One can show that gravitational waves propagate at c, just like the e-m ones.
Almost a century ago Einstein predicted gravitational waves, they have yet to be observed. I do find it interesting that the velocity of gravitational wave propagation is asserted to be c. But without seeing some basis for that assertion, it strikes me as wishful thinking, and so requires me to have faith. That gravitational waves propagate at c seems at first sight to be eminently acceptable, and sure is neat. But “It can be shown” does not really convince me as I am stubborn and of little faith.
I know that c, the velocity of EM waves in space, is determined by the product ε0 μ0 = 1 / c2
So just what fundamental universal parameters determine the speed of gravitational wave propagation in space.
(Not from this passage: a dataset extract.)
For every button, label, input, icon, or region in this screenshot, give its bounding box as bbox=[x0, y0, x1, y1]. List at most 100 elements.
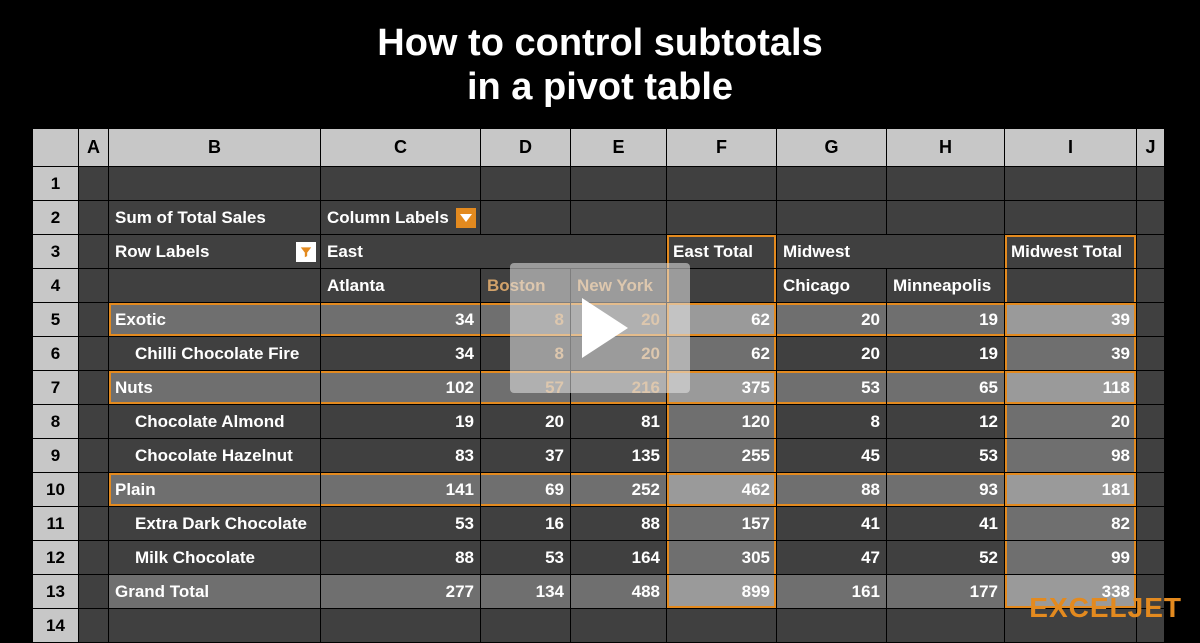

Do we even have a concrete definition of what "the speed of gravity" means outside of linear gravity?
I mean in EM we could solve the vacuum wave equations, where c just emerged out of, but in full blown non-linear GR we of course don't have those neat equations.
On the other hand, the speed at which gravitational waves propagate must be frame invariant, which means it must locally be C.
There is only one fundamental constant in Maxwell's Equations, namely c. The so-called 'permeability of free space' μ0 is inserted solely for the benefit of Electrical Engineers. It's unfortunate that introductory E & M courses make it seem otherwise. In fact μ0 has the exact defined value of 4π x 10-7. Maxwell's Equations written in Gaussian units, for example, contain neither ε0 or μ0, only c.
There are a bunch of good references in the FAQ at the top of this forum:
Yes, this is a good explanation, and serves to remind us that General Relativity is not the only nonlinear theory in the world. The theory of nonlinear PDE's and their associated wave motions is well developed.
The velocity of wave propagation is studied as high frequency, small amplitude perturbations on a background, or equivalently as the propagation of discontinuities on that background. Wave fronts are the characteristic surfaces, and information propagates along the generators of those surfaces, i.e. the bicharacteristics.
In the high frequency limit we keep only the highest derivative terms in the PDE, and for GR this means the wave operator on a curved background. The characteristics are the null surfaces in the background geometry, and the bicharacteristics are its null geodesics.
I see Bcrowell raises the same objection in this ref as he did here when the subject last came up, namely the existence of wave tails, a nonlinear effect which trails behind the wave. But it is only the leading edge of the wave which matters, and the wavefront always propagates at c.
DO you happen to know of a good textbook delving into detail on these and related topics (non-linear wave PDEs)? Thanks Bill.